Las Bardenas Reales de Navarra – Espagne (mai 2010)
Las Bardenas Reales de Navarra !… Aux confins de la Navarre, de l’Aragon, de la Castille et de la Rioja… J’en attendais beaucoup et je n’ai pas été déçu…
Paysage inhospitalier, aride et tourmenté… Je me croyais dans un western… Personne autour de moi et ces formations géologiques de tous les côtés… Des mesas, des canyons et des barrancos… Des étendues caillouteuses et sèches, piquées de thym, à perte de vue… Des champs de boue blanche et séchée, ondulés au loin, comme déversés d’un camion titanesque… Un film… Comme quand j’étais gamin…

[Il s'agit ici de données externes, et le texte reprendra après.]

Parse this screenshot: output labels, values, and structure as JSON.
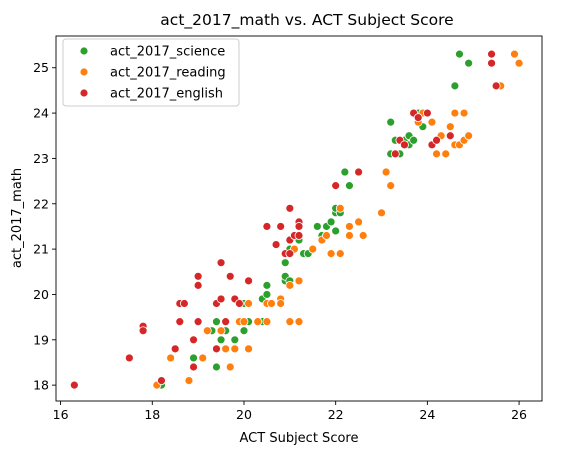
{
  "chart_data": {
    "type": "scatter",
    "title": "act_2017_math vs. ACT Subject Score",
    "xlabel": "ACT Subject Score",
    "ylabel": "act_2017_math",
    "xlim": [
      15.9,
      26.5
    ],
    "ylim": [
      17.65,
      25.7
    ],
    "xticks": [
      16,
      18,
      20,
      22,
      24,
      26
    ],
    "yticks": [
      18,
      19,
      20,
      21,
      22,
      23,
      24,
      25
    ],
    "grid": false,
    "legend_position": "top-left",
    "series": [
      {
        "name": "act_2017_science",
        "color": "#2ca02c",
        "points": [
          [
            18.2,
            18.0
          ],
          [
            18.9,
            18.6
          ],
          [
            19.3,
            19.2
          ],
          [
            19.4,
            19.4
          ],
          [
            19.4,
            18.4
          ],
          [
            19.5,
            19.0
          ],
          [
            19.6,
            18.8
          ],
          [
            19.6,
            19.2
          ],
          [
            19.8,
            19.0
          ],
          [
            19.9,
            19.8
          ],
          [
            20.0,
            19.2
          ],
          [
            20.0,
            19.8
          ],
          [
            20.1,
            19.4
          ],
          [
            20.4,
            19.4
          ],
          [
            20.4,
            19.9
          ],
          [
            20.5,
            20.0
          ],
          [
            20.5,
            20.2
          ],
          [
            20.9,
            20.3
          ],
          [
            20.9,
            20.4
          ],
          [
            20.9,
            20.7
          ],
          [
            21.0,
            20.3
          ],
          [
            21.0,
            21.0
          ],
          [
            21.1,
            21.3
          ],
          [
            21.2,
            21.2
          ],
          [
            21.3,
            20.9
          ],
          [
            21.4,
            20.9
          ],
          [
            21.6,
            21.5
          ],
          [
            21.7,
            21.3
          ],
          [
            21.8,
            21.5
          ],
          [
            21.9,
            21.6
          ],
          [
            22.0,
            21.4
          ],
          [
            22.0,
            21.8
          ],
          [
            22.0,
            21.9
          ],
          [
            22.1,
            21.8
          ],
          [
            22.2,
            22.7
          ],
          [
            22.3,
            22.4
          ],
          [
            23.2,
            23.1
          ],
          [
            23.2,
            23.8
          ],
          [
            23.3,
            23.4
          ],
          [
            23.4,
            23.1
          ],
          [
            23.5,
            23.4
          ],
          [
            23.6,
            23.5
          ],
          [
            23.6,
            23.3
          ],
          [
            23.7,
            23.4
          ],
          [
            23.8,
            24.0
          ],
          [
            23.8,
            23.8
          ],
          [
            23.9,
            23.7
          ],
          [
            23.9,
            24.0
          ],
          [
            24.6,
            24.6
          ],
          [
            24.7,
            25.3
          ],
          [
            24.9,
            25.1
          ]
        ]
      },
      {
        "name": "act_2017_reading",
        "color": "#ff7f0e",
        "points": [
          [
            18.1,
            18.0
          ],
          [
            18.4,
            18.6
          ],
          [
            18.8,
            18.1
          ],
          [
            19.1,
            18.6
          ],
          [
            19.2,
            19.2
          ],
          [
            19.5,
            19.2
          ],
          [
            19.6,
            18.8
          ],
          [
            19.7,
            18.4
          ],
          [
            19.8,
            18.8
          ],
          [
            19.9,
            19.4
          ],
          [
            20.0,
            19.4
          ],
          [
            20.1,
            19.8
          ],
          [
            20.1,
            18.8
          ],
          [
            20.3,
            19.4
          ],
          [
            20.5,
            19.4
          ],
          [
            20.5,
            19.8
          ],
          [
            20.6,
            19.8
          ],
          [
            20.8,
            19.9
          ],
          [
            20.8,
            19.8
          ],
          [
            21.0,
            20.2
          ],
          [
            21.0,
            19.4
          ],
          [
            21.1,
            21.0
          ],
          [
            21.2,
            20.3
          ],
          [
            21.2,
            19.4
          ],
          [
            21.5,
            21.0
          ],
          [
            21.7,
            21.2
          ],
          [
            21.8,
            21.3
          ],
          [
            21.9,
            20.9
          ],
          [
            22.1,
            20.9
          ],
          [
            22.1,
            21.9
          ],
          [
            22.3,
            21.5
          ],
          [
            22.3,
            21.3
          ],
          [
            22.5,
            21.6
          ],
          [
            22.6,
            21.3
          ],
          [
            23.0,
            21.8
          ],
          [
            23.1,
            22.7
          ],
          [
            23.2,
            22.4
          ],
          [
            23.8,
            23.8
          ],
          [
            23.9,
            24.0
          ],
          [
            24.1,
            23.8
          ],
          [
            24.2,
            23.1
          ],
          [
            24.3,
            23.5
          ],
          [
            24.4,
            23.1
          ],
          [
            24.5,
            23.7
          ],
          [
            24.6,
            24.0
          ],
          [
            24.6,
            23.3
          ],
          [
            24.7,
            23.3
          ],
          [
            24.8,
            23.4
          ],
          [
            24.8,
            24.0
          ],
          [
            24.9,
            23.5
          ],
          [
            25.6,
            24.6
          ],
          [
            25.9,
            25.3
          ],
          [
            26.0,
            25.1
          ]
        ]
      },
      {
        "name": "act_2017_english",
        "color": "#d62728",
        "points": [
          [
            16.3,
            18.0
          ],
          [
            17.5,
            18.6
          ],
          [
            17.8,
            19.3
          ],
          [
            17.8,
            19.2
          ],
          [
            18.2,
            18.1
          ],
          [
            18.5,
            18.8
          ],
          [
            18.6,
            19.4
          ],
          [
            18.6,
            19.8
          ],
          [
            18.7,
            19.8
          ],
          [
            18.9,
            19.0
          ],
          [
            18.9,
            18.4
          ],
          [
            19.0,
            20.4
          ],
          [
            19.0,
            20.2
          ],
          [
            19.0,
            19.4
          ],
          [
            19.4,
            18.8
          ],
          [
            19.4,
            19.8
          ],
          [
            19.5,
            19.9
          ],
          [
            19.5,
            20.7
          ],
          [
            19.6,
            19.4
          ],
          [
            19.7,
            20.4
          ],
          [
            19.8,
            19.9
          ],
          [
            19.9,
            19.8
          ],
          [
            20.1,
            20.3
          ],
          [
            20.5,
            21.5
          ],
          [
            20.7,
            21.1
          ],
          [
            20.8,
            21.5
          ],
          [
            20.9,
            20.9
          ],
          [
            21.0,
            20.9
          ],
          [
            21.0,
            21.9
          ],
          [
            21.0,
            21.2
          ],
          [
            21.1,
            21.3
          ],
          [
            21.2,
            21.3
          ],
          [
            21.2,
            21.6
          ],
          [
            21.2,
            21.5
          ],
          [
            22.0,
            22.4
          ],
          [
            22.5,
            22.7
          ],
          [
            23.3,
            23.1
          ],
          [
            23.4,
            23.4
          ],
          [
            23.5,
            23.3
          ],
          [
            23.7,
            24.0
          ],
          [
            23.8,
            23.9
          ],
          [
            24.0,
            24.0
          ],
          [
            24.1,
            23.3
          ],
          [
            24.2,
            23.4
          ],
          [
            24.5,
            23.5
          ],
          [
            25.4,
            25.3
          ],
          [
            25.4,
            25.1
          ],
          [
            25.5,
            24.6
          ]
        ]
      }
    ]
  }
}
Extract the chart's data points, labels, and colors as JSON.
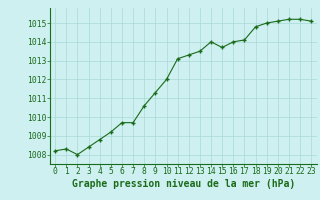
{
  "x": [
    0,
    1,
    2,
    3,
    4,
    5,
    6,
    7,
    8,
    9,
    10,
    11,
    12,
    13,
    14,
    15,
    16,
    17,
    18,
    19,
    20,
    21,
    22,
    23
  ],
  "y": [
    1008.2,
    1008.3,
    1008.0,
    1008.4,
    1008.8,
    1009.2,
    1009.7,
    1009.7,
    1010.6,
    1011.3,
    1012.0,
    1013.1,
    1013.3,
    1013.5,
    1014.0,
    1013.7,
    1014.0,
    1014.1,
    1014.8,
    1015.0,
    1015.1,
    1015.2,
    1015.2,
    1015.1
  ],
  "line_color": "#1a6b1a",
  "marker_color": "#1a6b1a",
  "bg_color": "#cef0f0",
  "grid_color": "#a8d8d8",
  "xlabel": "Graphe pression niveau de la mer (hPa)",
  "xlabel_color": "#1a6b1a",
  "tick_color": "#1a6b1a",
  "ylim": [
    1007.5,
    1015.8
  ],
  "yticks": [
    1008,
    1009,
    1010,
    1011,
    1012,
    1013,
    1014,
    1015
  ],
  "xticks": [
    0,
    1,
    2,
    3,
    4,
    5,
    6,
    7,
    8,
    9,
    10,
    11,
    12,
    13,
    14,
    15,
    16,
    17,
    18,
    19,
    20,
    21,
    22,
    23
  ],
  "font_size_label": 7.0,
  "font_size_tick": 5.8
}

La pluie ravine tout, très vite… Et le soleil sèche l’œuvre… Partout des canyons sont suscités par l’écoulement des eaux… Leurs pentes peuvent faire près de 100 mètres de hauteur… Ou quelques centimètres, là, juste entre mes pieds… La fixité des choses n’est pas de mise ici… L’homme non plus… Pas d’ombre et peu d’eau… Je m’y sens bien, surtout le matin, aux premières heures du jour, avant les touristes – peu nombreux de toute façon –…
Le secteur est vaste… Plus on le pénètre et plus il devient minéral… Depuis les villages alentours, on grimpe une rampe de quelques dizaines de mètres et on arrive sur le plateau… Quelques moutons, des champs d’avoine où les coquelicots se sont déversés comme le sang hors d'une plaie…
Au fil des kilomètres, la caillasse prend toute la place… Et les herbes sèches… Quelques points d’eau, temporaires forcément, quelques roseaux… La pierre, friable et blanche, vite poussière sous les roues des voitures... Sourde, craquelée, veinées de minuscules galeries qui s’effondrent sous le pas…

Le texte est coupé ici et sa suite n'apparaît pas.